Culture

Littérature judéo-maghrébine : une thèse dévoile les stratégies de survie identitaire

C’est un travail de recherche inédit que vient de livrer Loubna El Joud dans le cadre d’une thèse de doctorat consacrée la littérature judéo-maghrébine. L’auteure a exploré les œuvres de trois écrivaines juives maghrébines, révélant ainsi les dynamiques complexes d’adaptation et de résistance culturelle pendant la période coloniale française. Cette thèse qui éclaire d’un jour nouveau les mécanismes de préservation identitaire dans un contexte historique complexe a été soutenue à Université Moulay Slimane.

23 Octobre 2024 À 15:00

Cet événement académique, qui s’est déroulé le samedi 19 octobre à la Faculté des lettres et des sciences humaines, a rassemblé un jury prestigieux présidé par le Dr Abdellah Jarhnine. La thèse, dirigée par Dre Fatima Zahra Salih, s’est distinguée par sa rigueur scientifique et sa profondeur analytique. Le travail examine minutieusement les œuvres de Nine Moati, Myriam Ben et Elisa Chimenti, trois voix majeures de la littérature judéo-maghrébine, à travers le prisme des convergences interculturelles et de l’affirmation identitaire.

Entre assimilation et résistance : le combat identitaire des Juifs maghrébins

La recherche met en lumière les défis auxquels les communautés juives du Maghreb ont été confrontées pendant la colonisation française. Face aux politiques d’assimilation culturelle, notamment l’imposition du français dans l’administration et l’éducation, ces communautés ont développé des stratégies de résistance remarquables. L’interdiction des mariages mixtes, la préservation du judéo-arabe et du ladino (le parler espagnol des Juifs séfarades d’Espagne et de leurs descendants) au sein des foyers, ainsi que la célébration continue des fêtes religieuses comme le shabbat, ont constitué autant de remparts contre l’effacement culturel.

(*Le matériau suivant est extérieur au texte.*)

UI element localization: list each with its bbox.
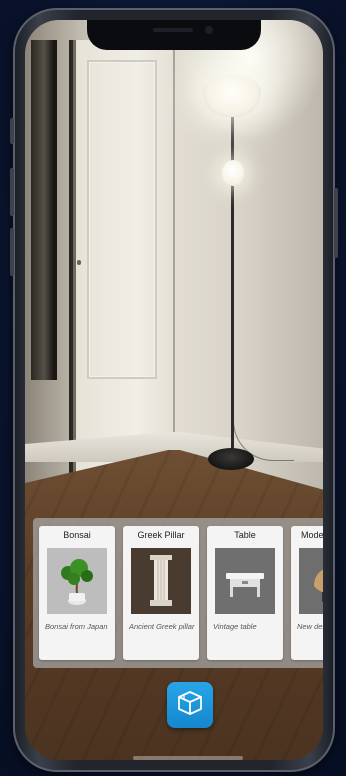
greek-pillar-icon [131,548,191,614]
bonsai-tree-icon [47,548,107,614]
speaker-grille [153,28,193,32]
volume-up-button [10,168,14,216]
camera-mirror-frame [53,40,57,380]
phone-notch [87,20,261,50]
camera-door-knob [77,260,81,265]
card-description: Ancient Greek pillar [129,622,195,631]
ar-gallery-toggle-button[interactable] [167,682,213,728]
card-title: Greek Pillar [137,530,185,540]
ar-object-gallery[interactable]: Bonsai Bonsai from Japan Greek Pillar An… [33,518,323,668]
power-button [334,188,338,258]
camera-wall-corner [173,20,175,440]
gallery-card-bonsai[interactable]: Bonsai Bonsai from Japan [39,526,115,660]
modern-chair-icon [299,548,323,614]
volume-down-button [10,228,14,276]
ar-camera-view[interactable]: Bonsai Bonsai from Japan Greek Pillar An… [25,20,323,760]
camera-lamp-base [208,448,254,470]
camera-lamp-bulb [222,160,244,186]
card-title: Bonsai [63,530,91,540]
card-description: Vintage table [213,622,257,631]
card-description: Bonsai from Japan [45,622,108,631]
mute-switch [10,118,14,144]
camera-door-panel [87,60,157,379]
phone-frame: Bonsai Bonsai from Japan Greek Pillar An… [10,8,338,772]
ar-box-icon [175,688,205,723]
front-camera [205,26,213,34]
card-description: New des chair [297,622,323,631]
card-title: Moder [301,530,323,540]
home-indicator[interactable] [133,756,243,760]
gallery-card-modern-chair[interactable]: Moder New des chair [291,526,323,660]
vintage-table-icon [215,548,275,614]
card-title: Table [234,530,256,540]
gallery-card-greek-pillar[interactable]: Greek Pillar Ancient Greek pillar [123,526,199,660]
camera-mirror [31,40,53,380]
gallery-card-table[interactable]: Table Vintage table [207,526,283,660]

Le Maroc : un modèle unique de coexistence harmonieuse

Un aspect particulièrement fascinant de cette étude réside dans l’exception marocaine. Contrairement à ses voisins maghrébins, le Maroc, sous l’Égide de S.M. le Roi Mohammed V, a su préserver sa communauté juive grâce à une politique éclairée de «vivre ensemble». Le Souverain, refusant toute collaboration avec les forces nazies, considérait les Juifs comme des citoyens marocains à part entière. Cette approche contraste fortement avec la situation en Tunisie, où la trahison du Bey facilitant les exécutions nazies, et en Algérie, où le décret Crémieux de 1870 a créé une rupture profonde entre les communautés.

La thèse de Loubna El Joud souligne également le rôle crucial de la transmission orale dans la préservation de l’identité culturelle. Les contes et légendes, particulièrement présents dans l’œuvre d’Elisa Chimenti, ont servi de véhicules essentiels pour la mémoire collective, permettant aux nouvelles générations de maintenir un lien vivant avec leurs racines.

La contribution d’El Joud au champ des études littéraires maghrébines ouvre de nouvelles perspectives sur la compréhension des dynamiques interculturelles en période coloniale. Son travail, salué par l’ensemble de la communauté académique présente, dont le Dr Ahmed Kadim, doyen de la Faculté de la langue arabe, et de nombreux professeurs émérites de l’Université Cadi Ayyad de Marrakech, constitue désormais une référence incontournable pour comprendre les subtilités de la littérature judéo-maghrébine et son rôle dans la préservation des identités culturelles face aux pressions coloniales.